20.04.2026 (mise à jour 3)
Le Parti social démocrate (PSD), membre de la coalition gouvernementale roumaine aux côtés du Parti national libéral (PNL), de l'Union sauvez la Roumanie (USR) et de l'Union démocrate magyar de Roumanie (UDMR), a décidé ce lundi de retirer son soutien politique au Premier ministre Ilie Bolojan / La ministre roumaine des Affaires étrangères, Oana Ţoiu, a rencontré officiellement la présidente du Parlement européen, Roberta Metsola, à Bruxelles lundi. Les discussions ont porté sur les dossiers prioritaires de l'agenda européen
Newsroom, 20.04.2026, 21:22
Gouvernent – Le Parti social démocrate (PSD), membre de la coalition gouvernementale roumaine aux côtés du Parti national libéral (PNL), de l’Union sauvez la Roumanie (USR) et de l’Union démocrate magyar de Roumanie (UDMR), a décidé ce lundi de retirer son soutien politique au Premier ministre Ilie Bolojan, président des Libéraux. La décision a été prise à 97,7 % des voix. Dans un discours prononcé devant les militants du PSD à travers le pays, le président du parti, Sorin Grindeanu, a déclaré que les sociaux-démocrates ne pouvaient plus soutenir l’austérité imposée par le gouvernement et que le PSD devait agir avant qu’il ne soit trop tard. Après le vote du PSD, le Premier ministre a déclaré avoir pris acte de cette décision, qu’il a qualifiée d’erronée et d’irresponsable envers la Roumanie. « Il y a des choses non négociables, car c’est la seule façon de créer les conditions du développement : réduire le gaspillage, rendre l’État plus efficace et gouverner avec équité et intégrité. Le PSD ne partage pas ces principes », a déclaré Ilie Bolojan. Il a ajouté qu’il continuerait d’exercer son mandat de Premier ministre afin de garantir la stabilité du gouvernement. Auparavant, le Premier ministre avait averti qu’une rupture de la coalition pourrait compromettre les réformes, les réductions de dépenses et l’absorption des fonds du PNRR, dans un contexte économique national et international déjà difficile.

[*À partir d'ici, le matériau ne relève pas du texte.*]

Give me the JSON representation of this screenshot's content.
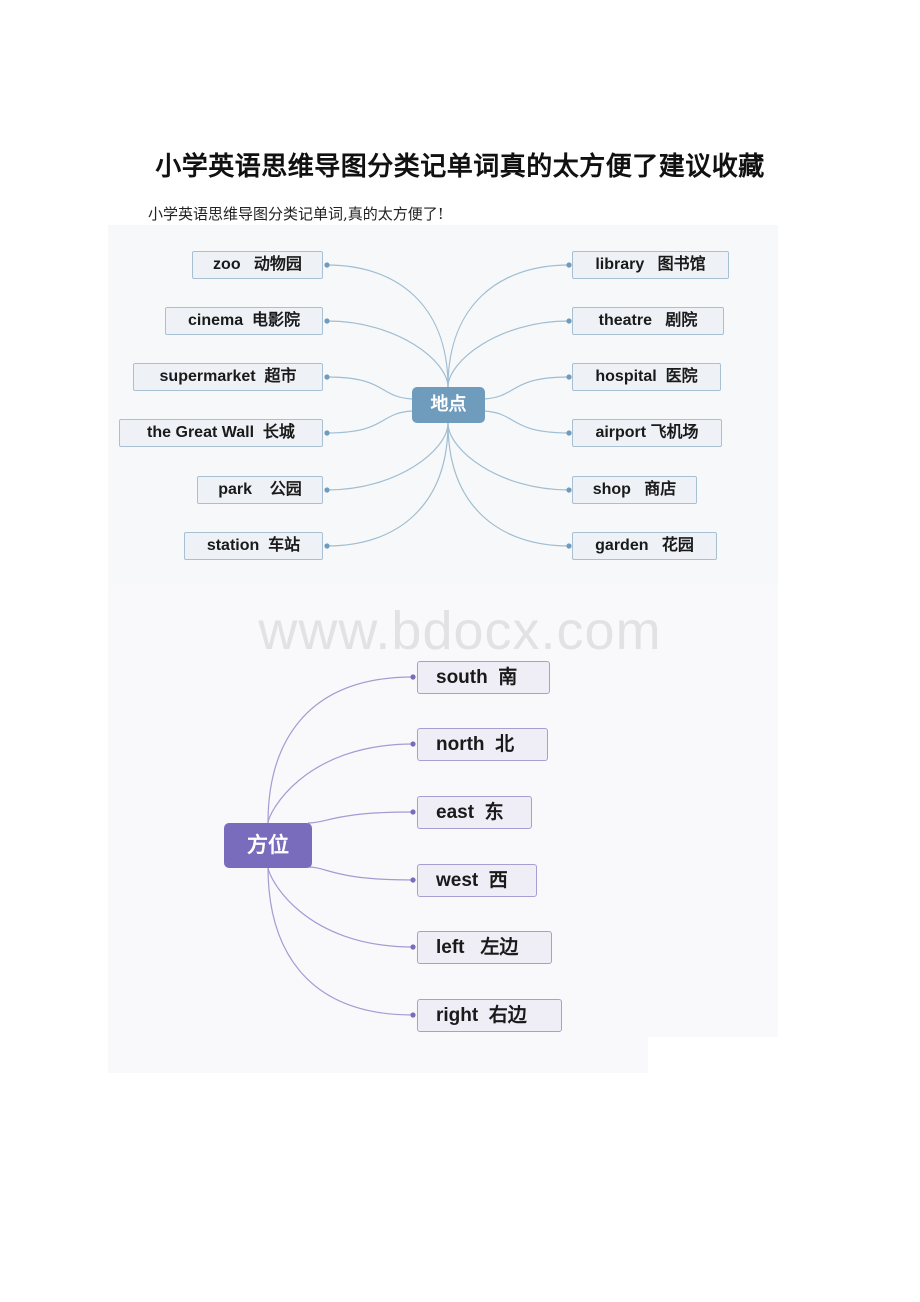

Affaires étrangères – La ministre roumaine des Affaires étrangères, Oana Ţoiu, a rencontré officiellement la présidente du Parlement européen, Roberta Metsola, à Bruxelles lundi. Les discussions ont porté sur les dossiers prioritaires de l’agenda européen : les priorités de la Roumanie pour le futur budget pluriannuel, les mesures nécessaires pour accroître la compétitivité et les opportunités de croissance des entreprises au sein d’un marché unique amélioré, la situation sécuritaire et la contribution européenne à la sécurité. Le cadre financier pluriannuel (CFP) pour la période 2028-2034 a été un point central des échanges. La ministre roumaine partage l’ambition du Parlement européen d’un budget capable de soutenir la transformation économique du continent. Auparavant, Oana Ţoiu avait inauguré un événement au siège de l’OTAN, au cours duquel 20 entreprises roumaines de premier plan ont présenté des solutions de défense aux États membres de l’Alliance atlantique. Il s’agit de systèmes de défense anti-drones et anti-aérienne, d’intelligence artificielle, de cybersécurité et de communications pour tous types d’environnements, y compris l’espace.